An x-ray is a cheap and easily resourced scan that can quickly diagnose a bunion, arthritis or a bony spur. If the clinician needs further information on the soft tissue to identify a condition such as bursitis, then an MRI may be requested.
In most cases, home treatment can provide pain relief to those with bunions and is an excellent way to reduce the risk of further deterioration of a bunion.
Home treatment should involve:
Physical therapy is the most effective form of non-surgical treatment for a bunion. Following a Physical Assessment, a discussion around footwear, lifestyle and foot mechanics is imperative.
Bunion taping with KT tape or rigid tape can provide some pain relief alongside mobalisations of the toe and massage to the foot and surrounding muscles. Strengthening exercises and stretches should form the foundations of a rehabilitation protocol.

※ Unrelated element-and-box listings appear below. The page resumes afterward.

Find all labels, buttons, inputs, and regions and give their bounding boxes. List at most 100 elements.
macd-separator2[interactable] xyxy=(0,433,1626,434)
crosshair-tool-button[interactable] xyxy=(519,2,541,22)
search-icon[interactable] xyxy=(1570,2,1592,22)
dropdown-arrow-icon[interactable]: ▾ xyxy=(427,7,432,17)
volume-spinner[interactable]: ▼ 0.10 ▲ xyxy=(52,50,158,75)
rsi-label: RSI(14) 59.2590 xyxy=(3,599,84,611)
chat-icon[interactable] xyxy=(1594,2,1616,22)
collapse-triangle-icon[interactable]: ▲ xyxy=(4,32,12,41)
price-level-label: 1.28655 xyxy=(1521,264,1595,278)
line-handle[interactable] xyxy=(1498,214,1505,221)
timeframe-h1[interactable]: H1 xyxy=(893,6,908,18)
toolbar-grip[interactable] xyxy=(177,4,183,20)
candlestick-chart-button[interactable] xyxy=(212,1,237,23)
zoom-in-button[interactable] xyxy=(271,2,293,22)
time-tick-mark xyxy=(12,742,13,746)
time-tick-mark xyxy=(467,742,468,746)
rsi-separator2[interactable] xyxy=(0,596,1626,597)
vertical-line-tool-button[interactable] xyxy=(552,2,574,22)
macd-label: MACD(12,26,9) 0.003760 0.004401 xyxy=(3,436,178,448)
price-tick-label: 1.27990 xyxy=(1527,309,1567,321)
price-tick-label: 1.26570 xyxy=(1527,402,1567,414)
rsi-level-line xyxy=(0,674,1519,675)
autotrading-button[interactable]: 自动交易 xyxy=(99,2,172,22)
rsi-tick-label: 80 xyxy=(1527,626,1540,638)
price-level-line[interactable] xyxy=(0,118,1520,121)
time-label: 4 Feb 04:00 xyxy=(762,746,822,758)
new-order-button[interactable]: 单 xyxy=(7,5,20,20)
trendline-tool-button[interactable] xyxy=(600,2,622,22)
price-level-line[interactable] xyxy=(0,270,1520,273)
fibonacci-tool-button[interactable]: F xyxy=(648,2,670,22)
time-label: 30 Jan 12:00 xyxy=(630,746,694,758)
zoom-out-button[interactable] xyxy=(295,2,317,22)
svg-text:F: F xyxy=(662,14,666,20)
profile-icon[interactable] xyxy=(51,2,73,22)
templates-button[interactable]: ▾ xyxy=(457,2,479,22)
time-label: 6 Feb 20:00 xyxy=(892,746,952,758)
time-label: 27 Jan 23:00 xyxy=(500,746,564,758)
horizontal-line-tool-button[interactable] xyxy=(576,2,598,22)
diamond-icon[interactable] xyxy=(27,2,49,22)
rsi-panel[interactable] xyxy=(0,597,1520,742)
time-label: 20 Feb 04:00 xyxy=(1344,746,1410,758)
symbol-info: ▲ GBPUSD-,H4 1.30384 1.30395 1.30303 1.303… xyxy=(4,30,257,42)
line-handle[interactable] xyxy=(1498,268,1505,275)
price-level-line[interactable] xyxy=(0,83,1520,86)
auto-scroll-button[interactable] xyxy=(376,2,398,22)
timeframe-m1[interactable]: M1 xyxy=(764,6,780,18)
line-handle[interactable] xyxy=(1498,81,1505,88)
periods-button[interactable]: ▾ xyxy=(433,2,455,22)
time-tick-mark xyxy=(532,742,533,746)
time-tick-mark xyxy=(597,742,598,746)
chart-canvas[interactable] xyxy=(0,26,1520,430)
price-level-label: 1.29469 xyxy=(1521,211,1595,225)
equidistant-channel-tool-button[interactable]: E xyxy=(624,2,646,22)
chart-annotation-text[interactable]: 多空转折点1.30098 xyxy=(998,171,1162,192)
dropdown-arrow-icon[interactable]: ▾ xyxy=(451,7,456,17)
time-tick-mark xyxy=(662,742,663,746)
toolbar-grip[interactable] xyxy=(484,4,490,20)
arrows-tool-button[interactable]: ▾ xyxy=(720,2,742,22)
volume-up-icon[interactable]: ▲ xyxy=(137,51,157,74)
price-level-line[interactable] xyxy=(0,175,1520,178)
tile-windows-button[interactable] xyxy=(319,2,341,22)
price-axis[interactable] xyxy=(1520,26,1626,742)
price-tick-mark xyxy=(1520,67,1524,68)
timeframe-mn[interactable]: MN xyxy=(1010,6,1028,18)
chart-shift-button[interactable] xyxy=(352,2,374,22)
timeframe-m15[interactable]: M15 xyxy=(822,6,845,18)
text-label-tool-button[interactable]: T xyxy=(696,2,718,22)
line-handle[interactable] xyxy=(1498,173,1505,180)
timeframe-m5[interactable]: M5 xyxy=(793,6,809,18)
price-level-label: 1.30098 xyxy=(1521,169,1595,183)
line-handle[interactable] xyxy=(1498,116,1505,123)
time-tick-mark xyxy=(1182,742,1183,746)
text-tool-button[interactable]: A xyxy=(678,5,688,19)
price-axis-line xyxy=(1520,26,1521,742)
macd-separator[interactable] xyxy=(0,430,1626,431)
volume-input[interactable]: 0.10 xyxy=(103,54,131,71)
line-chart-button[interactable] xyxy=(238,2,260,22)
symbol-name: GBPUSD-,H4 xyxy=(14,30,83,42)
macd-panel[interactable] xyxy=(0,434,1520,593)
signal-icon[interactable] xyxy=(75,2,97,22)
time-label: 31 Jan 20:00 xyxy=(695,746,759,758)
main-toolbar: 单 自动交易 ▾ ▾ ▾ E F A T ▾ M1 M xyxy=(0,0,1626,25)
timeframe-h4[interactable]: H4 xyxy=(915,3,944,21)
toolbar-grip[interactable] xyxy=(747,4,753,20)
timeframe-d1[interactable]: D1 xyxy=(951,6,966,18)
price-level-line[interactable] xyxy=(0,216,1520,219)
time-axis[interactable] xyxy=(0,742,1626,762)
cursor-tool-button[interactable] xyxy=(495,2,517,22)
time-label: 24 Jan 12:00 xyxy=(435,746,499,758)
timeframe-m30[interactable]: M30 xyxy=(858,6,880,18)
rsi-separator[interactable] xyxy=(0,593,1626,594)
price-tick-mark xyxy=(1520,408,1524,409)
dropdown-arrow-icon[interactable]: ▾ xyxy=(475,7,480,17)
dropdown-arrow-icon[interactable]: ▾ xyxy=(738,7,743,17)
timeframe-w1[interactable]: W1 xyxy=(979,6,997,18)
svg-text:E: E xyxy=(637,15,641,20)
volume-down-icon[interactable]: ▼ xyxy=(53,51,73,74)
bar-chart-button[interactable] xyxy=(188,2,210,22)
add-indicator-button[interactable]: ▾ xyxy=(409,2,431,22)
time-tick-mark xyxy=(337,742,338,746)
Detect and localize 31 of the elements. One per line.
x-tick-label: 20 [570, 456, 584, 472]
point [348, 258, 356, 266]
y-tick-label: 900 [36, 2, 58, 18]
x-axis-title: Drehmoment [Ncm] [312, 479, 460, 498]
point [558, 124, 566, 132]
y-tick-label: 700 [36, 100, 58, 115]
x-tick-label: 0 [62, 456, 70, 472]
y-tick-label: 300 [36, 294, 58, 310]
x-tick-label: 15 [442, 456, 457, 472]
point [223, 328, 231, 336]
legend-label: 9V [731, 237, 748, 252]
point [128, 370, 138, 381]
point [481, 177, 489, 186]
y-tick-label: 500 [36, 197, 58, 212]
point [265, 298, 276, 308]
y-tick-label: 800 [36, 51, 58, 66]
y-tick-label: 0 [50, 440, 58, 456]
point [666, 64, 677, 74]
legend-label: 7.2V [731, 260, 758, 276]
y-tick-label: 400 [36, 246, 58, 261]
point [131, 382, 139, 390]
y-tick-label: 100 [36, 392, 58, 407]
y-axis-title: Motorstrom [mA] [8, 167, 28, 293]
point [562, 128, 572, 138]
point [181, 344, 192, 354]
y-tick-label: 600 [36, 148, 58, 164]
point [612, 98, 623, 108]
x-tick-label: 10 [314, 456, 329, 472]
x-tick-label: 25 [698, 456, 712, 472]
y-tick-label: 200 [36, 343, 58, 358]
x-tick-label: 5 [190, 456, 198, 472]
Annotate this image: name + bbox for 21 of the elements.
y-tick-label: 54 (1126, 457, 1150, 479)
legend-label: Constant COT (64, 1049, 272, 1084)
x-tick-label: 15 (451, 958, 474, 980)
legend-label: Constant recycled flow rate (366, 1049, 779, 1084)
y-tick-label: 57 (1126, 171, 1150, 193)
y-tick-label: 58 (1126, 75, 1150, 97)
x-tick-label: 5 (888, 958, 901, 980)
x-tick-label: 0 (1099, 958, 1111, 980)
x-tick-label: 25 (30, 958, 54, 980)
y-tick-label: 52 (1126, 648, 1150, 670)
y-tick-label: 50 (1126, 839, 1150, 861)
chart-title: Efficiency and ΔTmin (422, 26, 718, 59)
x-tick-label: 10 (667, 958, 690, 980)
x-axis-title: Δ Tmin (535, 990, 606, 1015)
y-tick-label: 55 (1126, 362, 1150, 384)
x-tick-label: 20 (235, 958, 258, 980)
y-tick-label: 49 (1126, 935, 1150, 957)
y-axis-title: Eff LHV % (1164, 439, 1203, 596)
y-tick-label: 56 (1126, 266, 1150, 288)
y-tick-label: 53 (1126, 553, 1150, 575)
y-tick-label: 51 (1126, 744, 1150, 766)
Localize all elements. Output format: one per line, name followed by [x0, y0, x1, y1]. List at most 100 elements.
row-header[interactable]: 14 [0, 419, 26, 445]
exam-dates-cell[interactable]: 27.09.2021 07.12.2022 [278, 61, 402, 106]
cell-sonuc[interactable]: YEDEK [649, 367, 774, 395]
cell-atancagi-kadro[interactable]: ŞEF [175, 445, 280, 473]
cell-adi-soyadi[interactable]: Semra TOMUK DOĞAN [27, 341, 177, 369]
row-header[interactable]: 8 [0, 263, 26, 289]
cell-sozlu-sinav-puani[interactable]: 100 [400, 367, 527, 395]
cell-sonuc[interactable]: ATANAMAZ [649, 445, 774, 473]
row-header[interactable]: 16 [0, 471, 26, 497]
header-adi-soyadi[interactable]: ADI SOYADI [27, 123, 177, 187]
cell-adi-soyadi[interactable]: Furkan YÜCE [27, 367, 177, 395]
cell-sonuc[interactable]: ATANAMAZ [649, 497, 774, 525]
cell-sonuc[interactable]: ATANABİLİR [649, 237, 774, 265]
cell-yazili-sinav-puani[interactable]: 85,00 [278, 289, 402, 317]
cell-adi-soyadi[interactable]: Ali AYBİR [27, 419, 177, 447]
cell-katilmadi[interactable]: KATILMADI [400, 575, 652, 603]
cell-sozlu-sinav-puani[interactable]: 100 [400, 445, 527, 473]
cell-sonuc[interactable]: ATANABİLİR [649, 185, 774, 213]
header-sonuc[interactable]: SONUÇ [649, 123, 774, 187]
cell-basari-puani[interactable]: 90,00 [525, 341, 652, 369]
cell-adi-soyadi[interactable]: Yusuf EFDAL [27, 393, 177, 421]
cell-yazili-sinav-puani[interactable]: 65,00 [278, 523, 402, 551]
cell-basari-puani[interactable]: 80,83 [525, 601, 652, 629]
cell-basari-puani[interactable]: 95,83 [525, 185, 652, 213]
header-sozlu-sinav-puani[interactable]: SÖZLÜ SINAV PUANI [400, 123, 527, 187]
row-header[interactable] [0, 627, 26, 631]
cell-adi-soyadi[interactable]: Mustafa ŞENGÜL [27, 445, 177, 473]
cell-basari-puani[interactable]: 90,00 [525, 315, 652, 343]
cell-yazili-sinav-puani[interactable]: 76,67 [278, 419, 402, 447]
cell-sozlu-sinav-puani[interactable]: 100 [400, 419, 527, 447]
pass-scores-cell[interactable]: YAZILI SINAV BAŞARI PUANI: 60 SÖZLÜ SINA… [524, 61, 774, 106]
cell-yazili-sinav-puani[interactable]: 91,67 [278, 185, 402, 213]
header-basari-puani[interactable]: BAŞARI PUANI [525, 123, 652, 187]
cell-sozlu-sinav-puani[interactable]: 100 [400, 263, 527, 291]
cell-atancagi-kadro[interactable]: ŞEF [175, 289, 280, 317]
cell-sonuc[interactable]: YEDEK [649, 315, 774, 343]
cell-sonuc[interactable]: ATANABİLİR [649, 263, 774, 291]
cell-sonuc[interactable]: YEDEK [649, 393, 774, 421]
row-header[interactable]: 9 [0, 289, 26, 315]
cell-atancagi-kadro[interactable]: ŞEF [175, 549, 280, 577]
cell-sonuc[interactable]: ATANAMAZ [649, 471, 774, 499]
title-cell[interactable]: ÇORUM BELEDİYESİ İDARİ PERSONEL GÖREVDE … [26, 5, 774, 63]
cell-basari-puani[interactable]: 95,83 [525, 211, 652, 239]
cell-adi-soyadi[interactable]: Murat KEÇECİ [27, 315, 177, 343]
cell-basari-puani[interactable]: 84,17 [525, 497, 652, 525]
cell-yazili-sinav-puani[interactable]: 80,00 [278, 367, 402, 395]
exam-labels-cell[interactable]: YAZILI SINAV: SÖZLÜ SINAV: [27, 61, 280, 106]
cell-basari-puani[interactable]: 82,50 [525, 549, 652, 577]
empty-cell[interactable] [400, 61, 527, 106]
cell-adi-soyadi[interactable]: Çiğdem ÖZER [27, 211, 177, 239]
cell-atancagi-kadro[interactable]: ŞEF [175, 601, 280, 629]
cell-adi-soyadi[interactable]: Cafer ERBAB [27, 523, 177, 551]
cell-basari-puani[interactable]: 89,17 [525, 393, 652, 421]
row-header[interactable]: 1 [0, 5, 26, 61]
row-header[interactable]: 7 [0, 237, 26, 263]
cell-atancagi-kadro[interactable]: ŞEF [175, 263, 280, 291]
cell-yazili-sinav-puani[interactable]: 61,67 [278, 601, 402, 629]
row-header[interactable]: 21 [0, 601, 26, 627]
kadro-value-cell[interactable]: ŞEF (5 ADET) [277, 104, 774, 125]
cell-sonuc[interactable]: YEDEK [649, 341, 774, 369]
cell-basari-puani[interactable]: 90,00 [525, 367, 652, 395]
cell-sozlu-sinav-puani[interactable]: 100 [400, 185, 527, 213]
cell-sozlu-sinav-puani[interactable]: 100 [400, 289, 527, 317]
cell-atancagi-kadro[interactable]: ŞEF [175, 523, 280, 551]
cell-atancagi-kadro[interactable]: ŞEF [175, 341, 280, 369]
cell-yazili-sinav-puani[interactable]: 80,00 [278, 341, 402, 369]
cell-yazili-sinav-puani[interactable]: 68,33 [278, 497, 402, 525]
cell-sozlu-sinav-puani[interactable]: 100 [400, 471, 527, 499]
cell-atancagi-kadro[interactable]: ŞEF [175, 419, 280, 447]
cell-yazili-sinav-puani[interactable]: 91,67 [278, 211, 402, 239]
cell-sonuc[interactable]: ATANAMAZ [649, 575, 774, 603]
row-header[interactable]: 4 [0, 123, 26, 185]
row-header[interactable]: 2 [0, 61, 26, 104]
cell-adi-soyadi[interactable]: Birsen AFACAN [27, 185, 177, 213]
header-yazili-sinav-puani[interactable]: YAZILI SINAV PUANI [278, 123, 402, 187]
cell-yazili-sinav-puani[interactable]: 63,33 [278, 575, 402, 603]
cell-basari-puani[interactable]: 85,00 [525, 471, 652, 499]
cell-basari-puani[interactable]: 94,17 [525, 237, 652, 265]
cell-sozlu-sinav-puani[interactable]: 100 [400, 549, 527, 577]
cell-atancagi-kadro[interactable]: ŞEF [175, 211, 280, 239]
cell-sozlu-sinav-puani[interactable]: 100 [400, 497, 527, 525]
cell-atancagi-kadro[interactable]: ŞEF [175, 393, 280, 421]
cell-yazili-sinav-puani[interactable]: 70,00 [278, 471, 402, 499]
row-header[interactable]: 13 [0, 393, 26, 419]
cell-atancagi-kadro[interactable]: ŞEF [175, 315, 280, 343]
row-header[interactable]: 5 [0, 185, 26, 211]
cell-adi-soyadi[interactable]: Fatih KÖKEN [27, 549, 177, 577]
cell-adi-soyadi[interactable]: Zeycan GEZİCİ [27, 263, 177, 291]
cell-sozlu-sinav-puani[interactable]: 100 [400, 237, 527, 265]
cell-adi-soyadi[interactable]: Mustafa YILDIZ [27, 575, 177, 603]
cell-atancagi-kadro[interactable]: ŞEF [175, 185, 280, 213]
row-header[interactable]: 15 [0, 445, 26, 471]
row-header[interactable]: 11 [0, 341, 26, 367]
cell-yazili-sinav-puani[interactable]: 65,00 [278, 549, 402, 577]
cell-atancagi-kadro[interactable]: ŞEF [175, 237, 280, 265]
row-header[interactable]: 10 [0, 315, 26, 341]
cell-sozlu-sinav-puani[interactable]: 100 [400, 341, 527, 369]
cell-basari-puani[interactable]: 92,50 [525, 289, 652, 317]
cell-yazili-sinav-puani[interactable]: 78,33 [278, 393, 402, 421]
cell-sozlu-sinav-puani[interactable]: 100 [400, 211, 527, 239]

If there is minimal improvement in symptoms, an ultrasound-guided injection can be carried out to reduce inflammation levels in the joint. Before recommencing Physical Therapy, an injection may be followed by 1-2 weeks in a bunion boot.
If 6-12 weeks of rehabilitation results in minimal to no change in your symptoms, surgery may be recommended, usually in the form of a bunionectomy. Outcomes for surgery have dramatically improved over the last 10 years. Still, there remains a painful and prolonged recovery period after surgery, so we would always recommend exhausting all non-surgical options for at least 3 months before surgery.